So my example falls into this category. I have a limited understanding
of BTRFS internals, can backrefs be used here to decrease the
algorithmic complexity and duration? Naively, it would seem that having
a backref to inodes that use the extent would be enough to keep track
of where clones should be put in the send stream.

> 
> I have some work in progress and ideas to speedup send in some cases,
> but I'm afraid we'll always have some limitations - in the best case
> we can improve on them, but not eliminate them completely.
> 
> You can run a dedupe tool on the destination filesystem to get the
> extents shared.

Thanks for the explanation. The problem with using a dedupe tool is
(1) that potentially a lot of unnecessary writes are involved, and more
importantly (2) the send will potentially cause more disk space to be
used than is used by the source and thus potentially more than the
target when the target is the same size as the source. Since we don't
know beforehand if send will clone shared extents, the user must assume
that it will clone none and receive on a filesystem with at least enough
free space as the size of the total references data. This may not be an
option for the user (me).

I believe this theoretically could be mitigated if there were a dedupe
tool that would watch the filesystem for writes and do dedup as soon as
a write happened. I don't think any of the current tools do though.
Separately, perhaps there could be a tool that reads the send stream on
the receive side and inserts extent clones.

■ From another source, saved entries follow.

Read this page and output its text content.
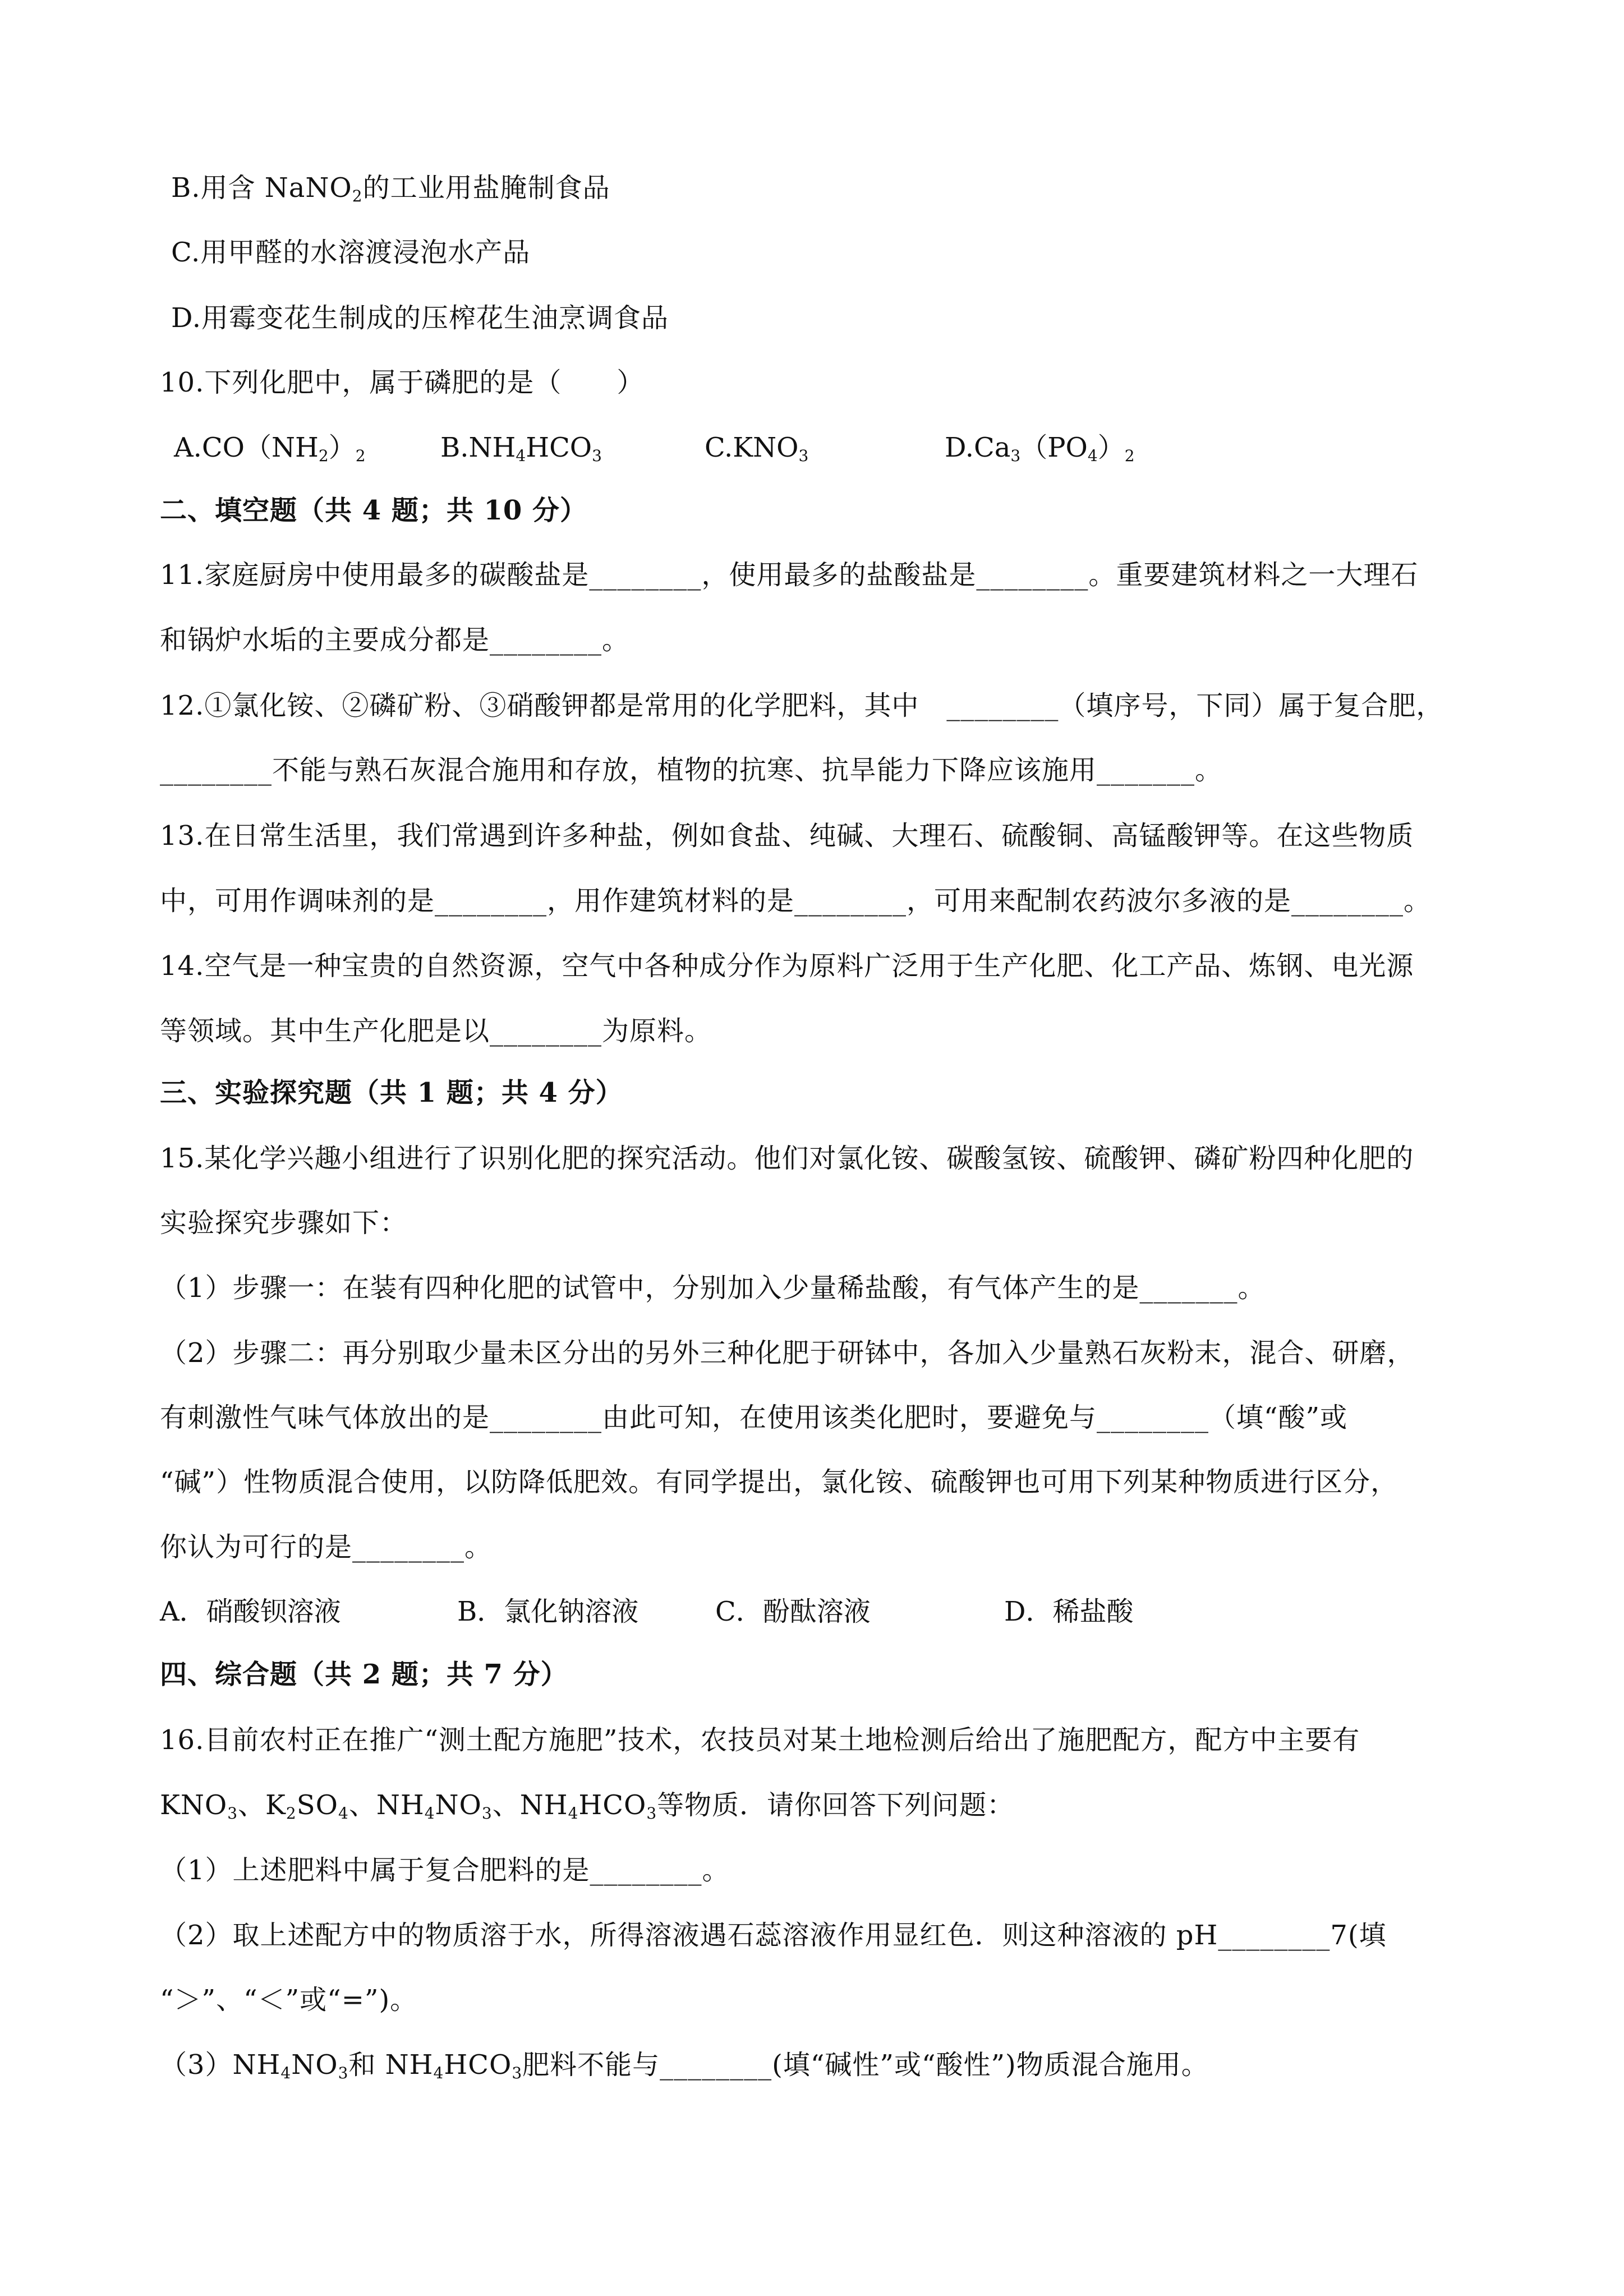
B.用含 NaNO$_2$的工业用盐腌制食品
C.用甲醛的水溶渡浸泡水产品
D.用霉变花生制成的压榨花生油烹调食品
10.下列化肥中，属于磷肥的是（　　）
$A.CO(NH_2)_2$	$B.NH_4HCO_3$	$C.KNO_3$	$D.Ca_3(PO_4)_2$
二、填空题（共 4 题；共 10 分）
11.家庭厨房中使用最多的碳酸盐是________，使用最多的盐酸盐是________。重要建筑材料之一大理石
和锅炉水垢的主要成分都是________。
12.①氯化铵、②磷矿粉、③硝酸钾都是常用的化学肥料，其中　________（填序号，下同）属于复合肥，
________不能与熟石灰混合施用和存放，植物的抗寒、抗旱能力下降应该施用_______。
13.在日常生活里，我们常遇到许多种盐，例如食盐、纯碱、大理石、硫酸铜、高锰酸钾等。在这些物质
中，可用作调味剂的是________，用作建筑材料的是________，可用来配制农药波尔多液的是________。
14.空气是一种宝贵的自然资源，空气中各种成分作为原料广泛用于生产化肥、化工产品、炼钢、电光源
等领域。其中生产化肥是以________为原料。
三、实验探究题（共 1 题；共 4 分）
15.某化学兴趣小组进行了识别化肥的探究活动。他们对氯化铵、碳酸氢铵、硫酸钾、磷矿粉四种化肥的
实验探究步骤如下：
（1）步骤一：在装有四种化肥的试管中，分别加入少量稀盐酸，有气体产生的是_______。
（2）步骤二：再分别取少量未区分出的另外三种化肥于研钵中，各加入少量熟石灰粉末，混合、研磨，
有刺激性气味气体放出的是________由此可知，在使用该类化肥时，要避免与________（填“酸”或
“碱”）性物质混合使用，以防降低肥效。有同学提出，氯化铵、硫酸钾也可用下列某种物质进行区分，
你认为可行的是________。
A．硝酸钡溶液	B．氯化钠溶液	C．酚酞溶液	D．稀盐酸
四、综合题（共 2 题；共 7 分）
16.目前农村正在推广“测土配方施肥”技术，农技员对某土地检测后给出了施肥配方，配方中主要有
$KNO_3$、$K_2SO_4$、$NH_4NO_3$、$NH_4HCO_3$等物质．请你回答下列问题：
（1）上述肥料中属于复合肥料的是________。
（2）取上述配方中的物质溶于水，所得溶液遇石蕊溶液作用显红色．则这种溶液的 pH________7(填
“＞”、“＜”或“=”)。
$(3)NH_4NO_3$和 $NH_4HCO_3$肥料不能与________(填“碱性”或“酸性”)物质混合施用。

The easiest way forward seems to me to add options for send to try harder to find
extent clones (at the expense of time and resources).

> 
> > --- /dev/fd/63	2022-10-08 00:31:46.783138591 -0500
> > +++ /dev/fd/62	2022-10-08 00:31:46.787138126 -0500
> > @@ -1,5 +1,5 @@
> >  Filesystem type is: 9123683e
> > -File size of /media/test-btrfs/test/1.ro/IMG_20200402_143055.dng is 24674116 (6024 blocks of 4096 bytes)
> > +File size of /media/test-btrfs/test/1.ro/IMG_20200402_143055.dng.ref is 24674116 (6024 blocks of 4096 bytes)
> >   ext:     logical_offset:        physical_offset: length:   expected: flags:
> >     0:        0..    6023: 1131665768..1131671791:   6024:             last,shared,eof
> > -/media/test-btrfs/test/1.ro/IMG_20200402_143055.dng: 1 extent found
> > +/media/test-btrfs/test/1.ro/IMG_20200402_143055.dng.ref: 1 extent found
> 
>
Filipe Manana Oct. 12, 2022, 10:03 a.m. UTC | #5
On Tue, Oct 11, 2022 at 03:49:55PM -0500, Glenn Washburn wrote:
> On Mon, 10 Oct 2022 10:42:18 +0100
> Filipe Manana <fdmanana@kernel.org> wrote:
> 
> > On Sat, Oct 08, 2022 at 12:57:04AM -0500, Glenn Washburn wrote:
> > > I've got two reflinked files in a subvol that I'm sending/receiving to
> > > a different btrfs filesystem and they are not sharing extents on the
> > > receiving side. Other reflinked files in the same subvol are being
> > > reflinked on the receive side. The send side has a fairly old creation
> > > date if that matters. Attached is the receive log and a diff of
> > > filefrag's output for the files on the source volume to show that the
> > > two files (IMG_20200402_143055.dng and IMG_20200402_143055.dng.ref) are
> > > refinked on the source volume. This is a somewhat minimal example of
> > > what's happening on a big send that I'm doing that is failing because
> > > the receive side it too small to hold data when the reflinks are
> > > broken. Is this a bug? or what can I do to get send to see these files
> > > are reflinked?
> > 
> > send/receive only guarantees that the destination ends up with the same
> > data as the source.
> > 
> > It doesn't guarantee extents are always shared as in the source filesystem,
> > that the extent layout is the same, or holes are preserved for example.
> > 
> > There are two main reasons why extents don't often get cloned during
> > send/receive:
> > 
> > 1) The extent is shared more than 64 times in the source filesystem.
> >    We have this limitation because figuring out all inodes/roots that
> >    share an extent can be expensive, and therefore massively slowdown
> >    send operations.
> > 
> > 2) Even when an extent is shared less than 64 times in the source
> >    filesystem, we often don't clone the entirety of an extent and end up
> >    issuing write operations for the remaining part(s). This is due to
> >    algorithmic complexity as well, as identifying the best source for
> >    cloning an extent can be expensive and considerably slowdown send
> >    operations.
> 
> So my example falls into this category. I have a limited understanding
> of BTRFS internals, can backrefs be used here to decrease the
> algorithmic complexity and duration? Naively, it would seem that having
> a backref to inodes that use the extent would be enough to keep track
> of where clones should be put in the send stream.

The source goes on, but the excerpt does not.